Statistical methods have great difficulty in determining uncertainty distributions for two or more parameters from the same data set when these distributions are correlated. Classical statistical methods either assume that the uncertainty distributions are Normally distributed, and then use a covariance matrix to create the correlation, or use resampling methods (the Bootstrap).

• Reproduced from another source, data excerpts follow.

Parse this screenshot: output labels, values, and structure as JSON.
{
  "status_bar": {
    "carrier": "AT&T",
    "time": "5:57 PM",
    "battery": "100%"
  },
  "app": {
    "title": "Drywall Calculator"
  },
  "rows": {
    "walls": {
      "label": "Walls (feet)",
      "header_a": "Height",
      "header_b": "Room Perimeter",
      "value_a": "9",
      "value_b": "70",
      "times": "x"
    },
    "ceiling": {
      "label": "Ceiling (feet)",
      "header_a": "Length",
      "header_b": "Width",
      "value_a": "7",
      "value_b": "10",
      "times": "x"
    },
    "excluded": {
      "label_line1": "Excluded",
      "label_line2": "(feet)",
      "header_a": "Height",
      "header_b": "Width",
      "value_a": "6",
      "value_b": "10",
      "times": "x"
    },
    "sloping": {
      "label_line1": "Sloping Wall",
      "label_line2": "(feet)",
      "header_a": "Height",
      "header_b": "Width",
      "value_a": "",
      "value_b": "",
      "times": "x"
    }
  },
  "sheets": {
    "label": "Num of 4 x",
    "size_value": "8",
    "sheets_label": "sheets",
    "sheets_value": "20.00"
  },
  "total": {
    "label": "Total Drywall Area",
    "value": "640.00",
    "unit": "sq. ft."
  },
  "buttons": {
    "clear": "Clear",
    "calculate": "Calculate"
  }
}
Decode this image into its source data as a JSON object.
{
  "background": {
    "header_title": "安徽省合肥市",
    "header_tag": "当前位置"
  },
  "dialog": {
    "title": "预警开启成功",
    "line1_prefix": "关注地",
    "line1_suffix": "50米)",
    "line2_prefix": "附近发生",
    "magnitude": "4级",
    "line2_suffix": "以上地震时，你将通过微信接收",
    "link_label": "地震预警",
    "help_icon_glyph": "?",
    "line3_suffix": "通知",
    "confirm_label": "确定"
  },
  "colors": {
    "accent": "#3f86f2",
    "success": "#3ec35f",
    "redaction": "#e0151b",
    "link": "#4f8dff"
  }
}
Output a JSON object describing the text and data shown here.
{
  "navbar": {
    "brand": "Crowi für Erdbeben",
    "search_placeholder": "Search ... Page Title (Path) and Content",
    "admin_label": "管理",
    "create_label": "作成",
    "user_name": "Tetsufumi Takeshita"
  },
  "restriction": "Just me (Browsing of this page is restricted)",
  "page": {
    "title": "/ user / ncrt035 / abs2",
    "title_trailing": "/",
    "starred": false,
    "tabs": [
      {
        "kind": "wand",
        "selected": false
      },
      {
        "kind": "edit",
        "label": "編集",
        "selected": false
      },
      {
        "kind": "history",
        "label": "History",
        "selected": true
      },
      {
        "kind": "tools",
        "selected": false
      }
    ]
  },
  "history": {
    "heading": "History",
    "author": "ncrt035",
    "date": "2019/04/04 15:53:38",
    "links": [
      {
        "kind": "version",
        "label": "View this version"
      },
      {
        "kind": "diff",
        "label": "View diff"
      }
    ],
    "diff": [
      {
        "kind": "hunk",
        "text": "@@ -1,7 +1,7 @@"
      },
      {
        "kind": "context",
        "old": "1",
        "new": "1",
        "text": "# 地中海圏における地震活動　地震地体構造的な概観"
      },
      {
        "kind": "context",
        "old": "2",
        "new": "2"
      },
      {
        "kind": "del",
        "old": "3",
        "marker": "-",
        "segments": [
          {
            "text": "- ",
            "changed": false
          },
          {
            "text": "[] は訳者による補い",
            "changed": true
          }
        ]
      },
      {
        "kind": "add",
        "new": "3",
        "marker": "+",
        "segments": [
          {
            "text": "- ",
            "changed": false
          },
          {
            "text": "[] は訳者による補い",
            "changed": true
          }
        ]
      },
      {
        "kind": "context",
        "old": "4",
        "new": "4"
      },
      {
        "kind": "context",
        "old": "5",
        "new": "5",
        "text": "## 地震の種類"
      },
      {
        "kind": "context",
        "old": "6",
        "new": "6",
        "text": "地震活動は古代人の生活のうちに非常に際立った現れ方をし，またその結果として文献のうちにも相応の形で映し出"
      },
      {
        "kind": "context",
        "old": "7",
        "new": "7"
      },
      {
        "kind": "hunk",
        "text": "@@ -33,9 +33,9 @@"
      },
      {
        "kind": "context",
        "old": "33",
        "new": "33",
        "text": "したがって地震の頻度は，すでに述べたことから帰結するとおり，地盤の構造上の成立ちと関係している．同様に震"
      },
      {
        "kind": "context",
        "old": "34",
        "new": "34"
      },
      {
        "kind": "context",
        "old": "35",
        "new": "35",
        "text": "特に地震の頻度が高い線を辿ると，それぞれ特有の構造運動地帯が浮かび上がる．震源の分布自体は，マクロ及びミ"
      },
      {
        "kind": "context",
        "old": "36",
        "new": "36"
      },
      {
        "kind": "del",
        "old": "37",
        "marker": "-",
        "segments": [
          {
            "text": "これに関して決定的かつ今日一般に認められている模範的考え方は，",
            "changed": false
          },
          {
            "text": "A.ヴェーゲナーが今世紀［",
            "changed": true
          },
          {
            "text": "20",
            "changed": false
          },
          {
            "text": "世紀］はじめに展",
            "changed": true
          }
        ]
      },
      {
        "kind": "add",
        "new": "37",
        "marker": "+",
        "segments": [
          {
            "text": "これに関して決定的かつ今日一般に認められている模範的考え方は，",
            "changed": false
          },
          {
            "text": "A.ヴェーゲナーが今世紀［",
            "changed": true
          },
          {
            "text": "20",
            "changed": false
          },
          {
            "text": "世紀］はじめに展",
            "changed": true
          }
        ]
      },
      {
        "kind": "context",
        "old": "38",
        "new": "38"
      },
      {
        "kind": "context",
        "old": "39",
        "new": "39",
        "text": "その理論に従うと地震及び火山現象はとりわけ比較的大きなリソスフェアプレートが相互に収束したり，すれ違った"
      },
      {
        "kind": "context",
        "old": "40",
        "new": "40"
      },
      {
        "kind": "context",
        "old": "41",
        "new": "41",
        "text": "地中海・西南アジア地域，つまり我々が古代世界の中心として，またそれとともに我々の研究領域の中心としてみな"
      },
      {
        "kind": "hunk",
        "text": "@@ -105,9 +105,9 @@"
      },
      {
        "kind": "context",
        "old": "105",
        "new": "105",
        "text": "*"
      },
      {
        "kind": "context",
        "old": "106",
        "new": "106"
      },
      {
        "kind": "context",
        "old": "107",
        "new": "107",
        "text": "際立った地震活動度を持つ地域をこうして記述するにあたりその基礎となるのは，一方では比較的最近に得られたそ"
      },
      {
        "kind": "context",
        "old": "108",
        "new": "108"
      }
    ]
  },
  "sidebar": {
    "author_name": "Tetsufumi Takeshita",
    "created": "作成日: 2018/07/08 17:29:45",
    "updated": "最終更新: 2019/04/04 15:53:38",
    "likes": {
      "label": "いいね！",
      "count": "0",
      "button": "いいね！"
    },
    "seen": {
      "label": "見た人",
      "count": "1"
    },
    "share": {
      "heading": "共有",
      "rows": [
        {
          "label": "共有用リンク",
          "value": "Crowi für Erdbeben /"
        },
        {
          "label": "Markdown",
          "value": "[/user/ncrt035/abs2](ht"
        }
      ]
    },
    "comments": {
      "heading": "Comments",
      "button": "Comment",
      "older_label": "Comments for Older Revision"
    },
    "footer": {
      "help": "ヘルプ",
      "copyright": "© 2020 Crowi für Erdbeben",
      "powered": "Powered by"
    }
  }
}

The introduction of MCMC methods began a quiet revolution in statistics where the analyst is relieved of having to make many approximations to, and unrealistic assumptions about, the stochastic process that generated the data being analyzed. MCMC is a technique to obtain a required Bayesian posterior distribution and is particularly useful for multi-parameter models where it is difficult to algebraically define, normalize and draw from a posterior distribution. The method is based on Markov chain simulation: a technique that creates a Markov process (a type of random walk) whose stationary distribution (the distribution of the values it will take after a very large number of steps) is the required posterior distribution. The technique requires that one runs the Markov chain a sufficiently large number of steps to be close to the stationary distribution, and then record the generated values.
The technical details of how MCMC programs generate these values are beyond the scope of ModelAssist: the book by Gilks et al (1998) is an excellent reference, though a little tough going. The free WinBUGS and JAGS software were among the first platforms to perform MCMC analysis. More recently STAN has become a popular, more flexible choice that is well supported and offers an easy interface with other free statistical packages such as R and Python.
When using a spreadsheet model, the easiest way to connect the joint posterior distribution for the estimated parameters from an MCMC package is to import them in tabular forms (i.e. one column per parameter) and then resample them in pairs using your MC platform of choice. For example, in the @RISK software this can be easily accomplished using the RiskResample function.